Xtrain = torch.load('X_train.pt')
ytrain = torch.load('y_train.pt')

batch_size = 672

remained = len(Xtrain) % 672  # len(Xtrain) = 22846
new_len = len(Xtrain) - remained # new_len = 22176

# In a stateful network, you should only pass inputs with a number of samples that can be divided by the batch size
X_train = Xtrain[:new_len]
y_train = ytrain[:new_len]

# transpose for input shape
X_train = np.transpose(X_train, (1, 0, 2))
batch_X_train = X_train.reshape(-1,672,1)

y_train = np.transpose(y_train, (1, 0, 2))
batch_y_train = y_train.reshape(-1,672,1)

print(batch_X_train.shape) # (33, 672, 1)
print(batch_y_train.shape) # (33, 672, 1)

trainX_tensor = torch.FloatTensor(batch_X_train)
trainY_tensor = torch.FloatTensor(batch_y_train)

trainData = TensorDataset(trainX_tensor, trainY_tensor)
class LSTM(nn.Module):

    def __init__(self, input_dim, hidden_size, out_dim, num_layers, batch_size, dropout, device):
        super(LSTM, self).__init__()

        self.batch_size = batch_size
        self.hidden_size = hidden_size
        self.num_layers = num_layers
        self.dropout_p = dropout
        self.device = device

        self.lstm = nn.LSTM(input_dim, hidden_size, num_layers=num_layers)
        self.fc1 = nn.Linear(hidden_size, hidden_size//2)
        self.dropout = nn.Dropout(p = self.dropout_p)
        self.fc2 = nn.Linear(hidden_size//2,out_dim)

    def forward(self, x, hidden, cell):
        lstm_out, (hidden, cell) = self.lstm(x, (hidden, cell))
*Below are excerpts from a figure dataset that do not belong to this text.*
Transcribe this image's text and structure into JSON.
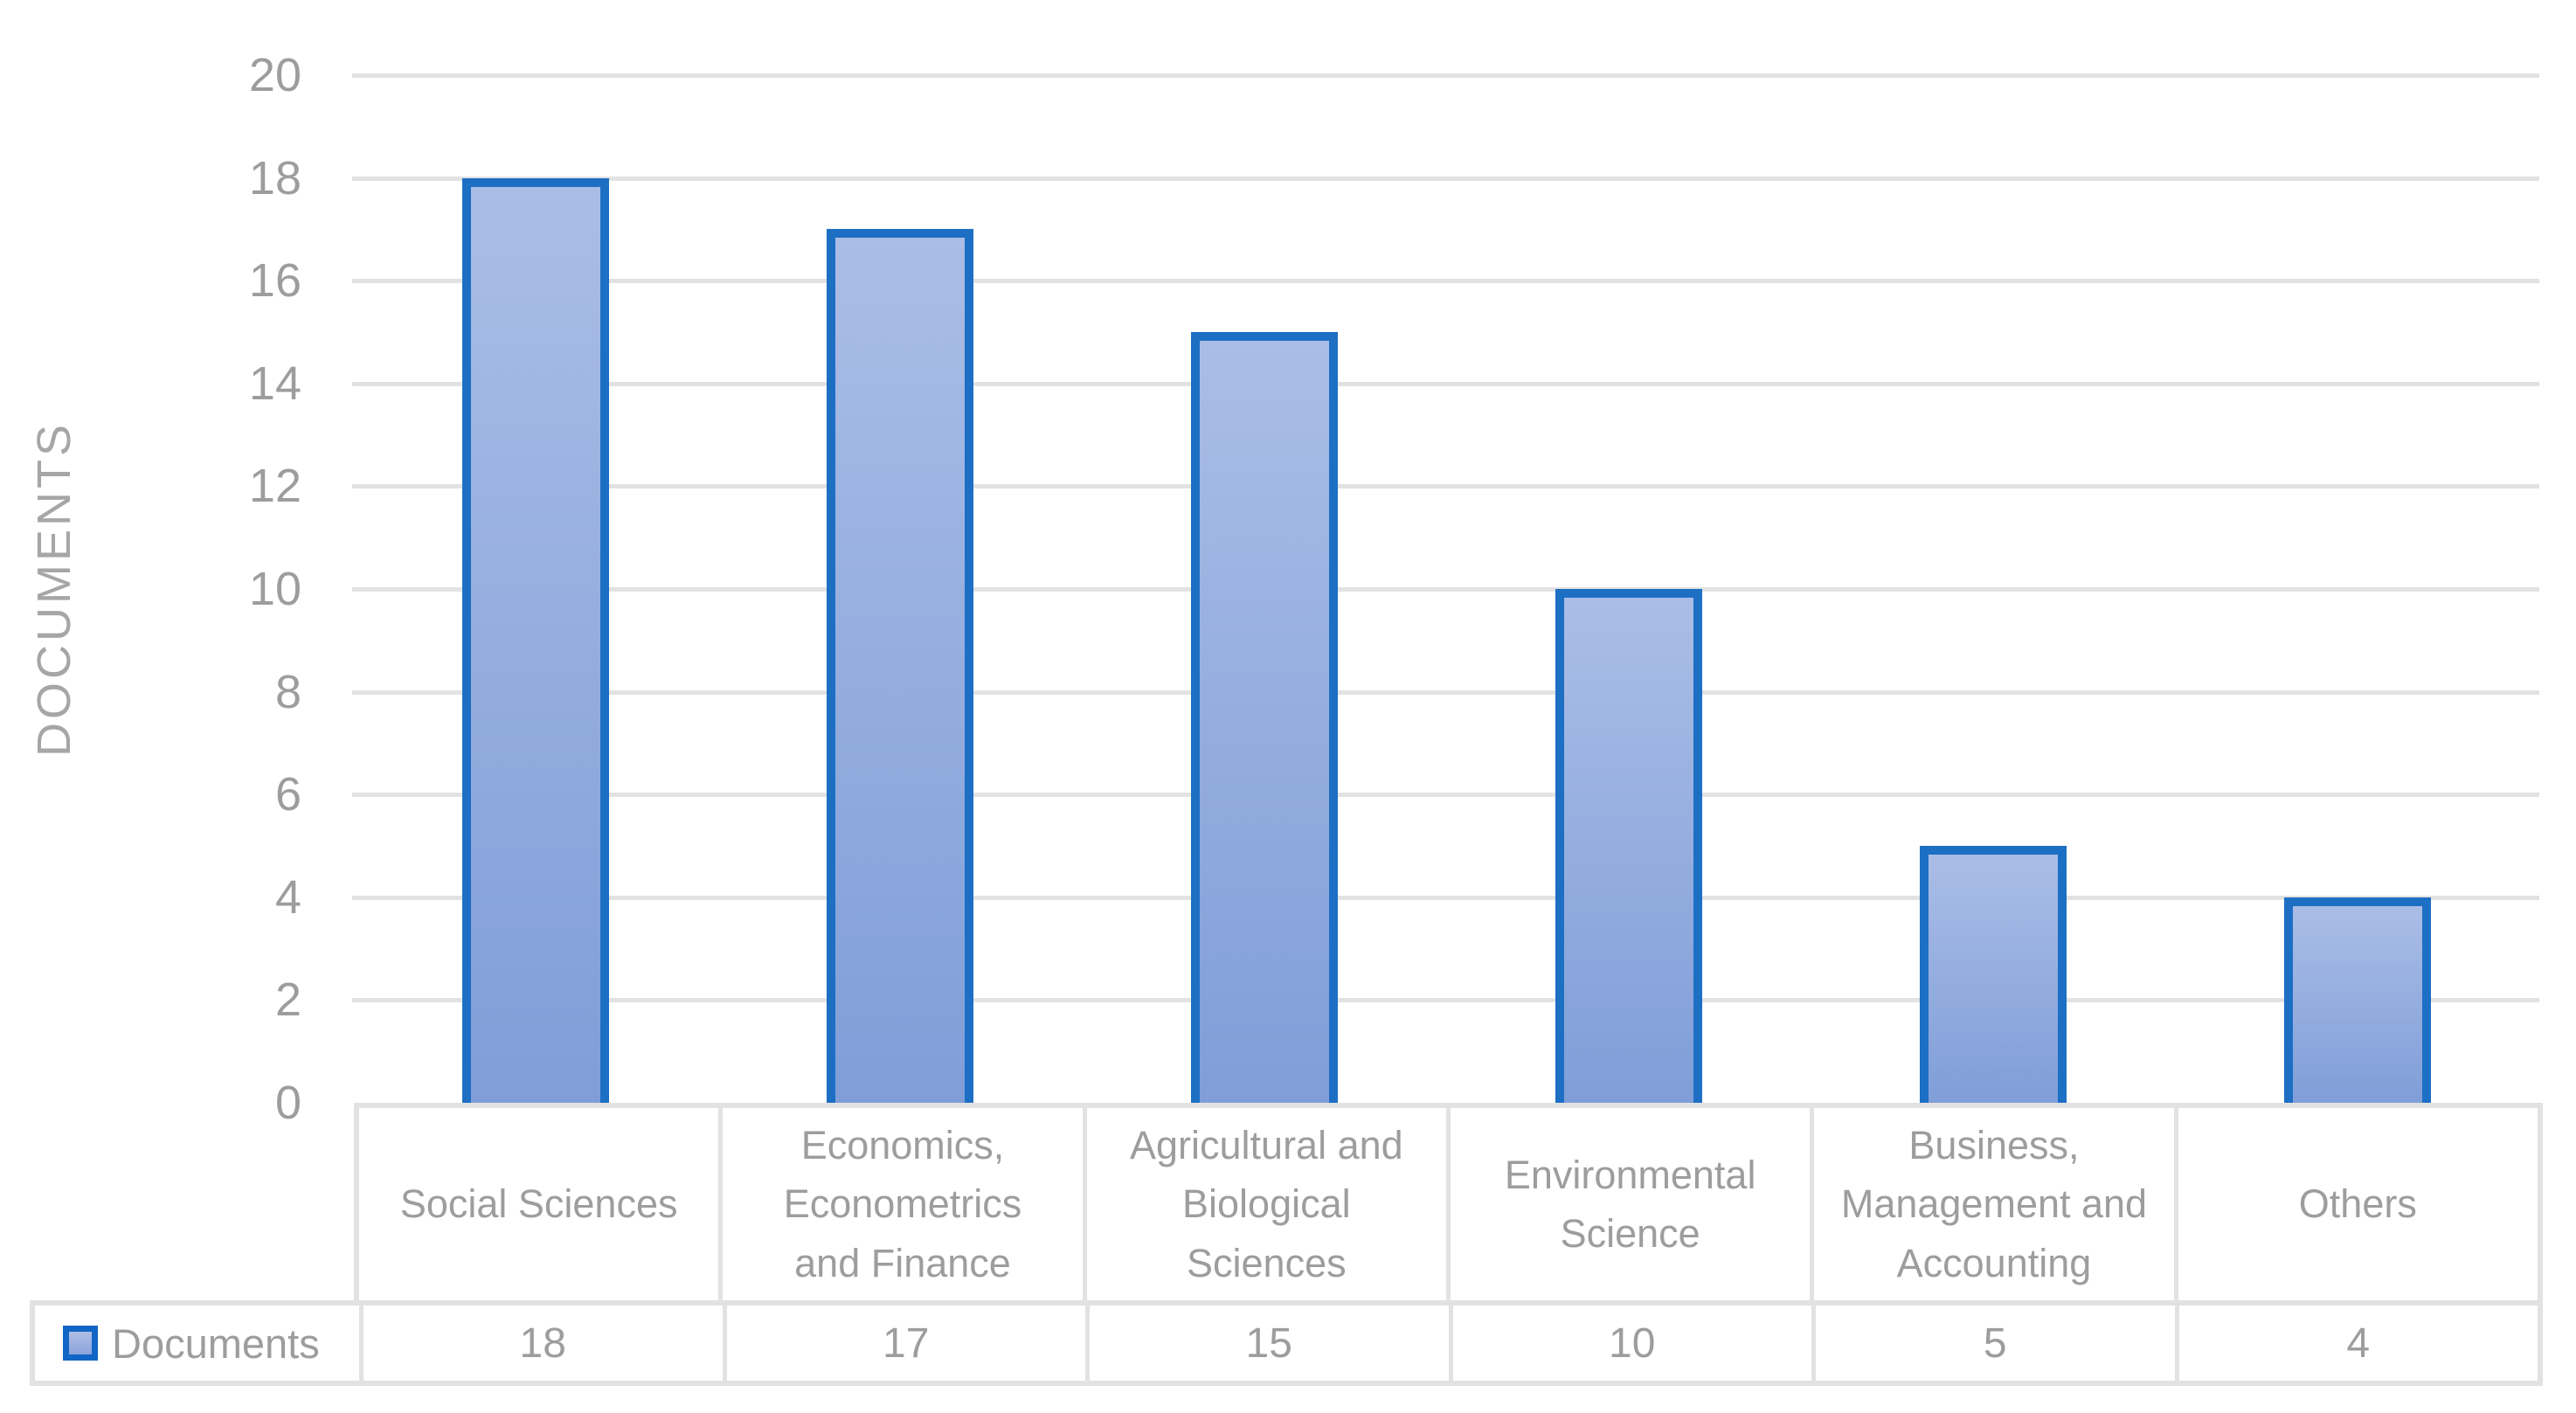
{
  "chart_data": {
    "type": "bar",
    "title": "",
    "xlabel": "",
    "ylabel": "DOCUMENTS",
    "categories": [
      "Social Sciences",
      "Economics, Econometrics and Finance",
      "Agricultural and Biological Sciences",
      "Environmental Science",
      "Business, Management and Accounting",
      "Others"
    ],
    "series": [
      {
        "name": "Documents",
        "values": [
          18,
          17,
          15,
          10,
          5,
          4
        ]
      }
    ],
    "ylim": [
      0,
      20
    ],
    "yticks": [
      0,
      2,
      4,
      6,
      8,
      10,
      12,
      14,
      16,
      18,
      20
    ],
    "grid": true,
    "legend_position": "data-table-bottom-left",
    "colors": {
      "bar_fill_top": "#aabde6",
      "bar_fill_bottom": "#7f9ed8",
      "bar_border": "#1d6fc4",
      "gridline": "#e2e2e2",
      "table_border": "#e2e2e2",
      "axis_text": "#a6a6a6",
      "tick_text": "#9d9d9d",
      "table_text": "#9d9d9d"
    }
  }
}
        out = self.fc1(lstm_out)
        out = F.relu(out)
        out = self.dropout(out)
        out = self.fc2(out)

        return out, hidden, cell
epoch = 5
input_dim = 1
out_dim = 1
hidden_size = 120
num_layers = 1
batch_size = 672
dropout = 0.1
learning_rate = .02

loss_function = nn.MSELoss()

model = LSTM(input_dim, hidden_size, out_dim, num_layers, batch_size, dropout, device).to(device)
optimizer = torch.optim.Adam(model.parameters(), lr=learning_rate, weight_decay=.99)

# initialize hidden and cell state
def hidden_state_init(stack_num, bsz, hidden):
    hw = torch.empty(stack_num, bsz, hidden)
    cw = torch.empty(stack_num, bsz, hidden)
    h_state = torch.nn.init.xavier_uniform_(hw)
    c_state = torch.nn.init.xavier_uniform_(cw)
    return h_state,c_state
for epoch_num in range(epoch):
    model.train()
    y_prediction = []
    loss_list = []
    average_loss = 0
    h_state, c_state=hidden_state_init(num_layers, batch_size,hidden_size)
    
    for idx, data in enumerate(trainData):

        X, y = data
        batch_size = X.shape[0]
        X = X.reshape(-1, batch_size, 1)

        # For stateful
        h_state = h_state.detach()
        c_state = c_state.detach()

        optimizer.zero_grad()

        y_pred, h_state, c_state  = model(X, h_state, c_state)
        y_prediction.append(y_pred)

        loss = loss_function(y_pred, y)

        loss.backward()
        optimizer.step()

        average_loss += (loss.item() / 33)
        loss_list.append(loss)

    print(average_loss)
   1.0038617777101921
   1.0039293639587632
   1.003980219364166
   1.0042506131258877
   1.0043293851794615


I’m not sure what I have to do now. Any suggestion would be really appreciated.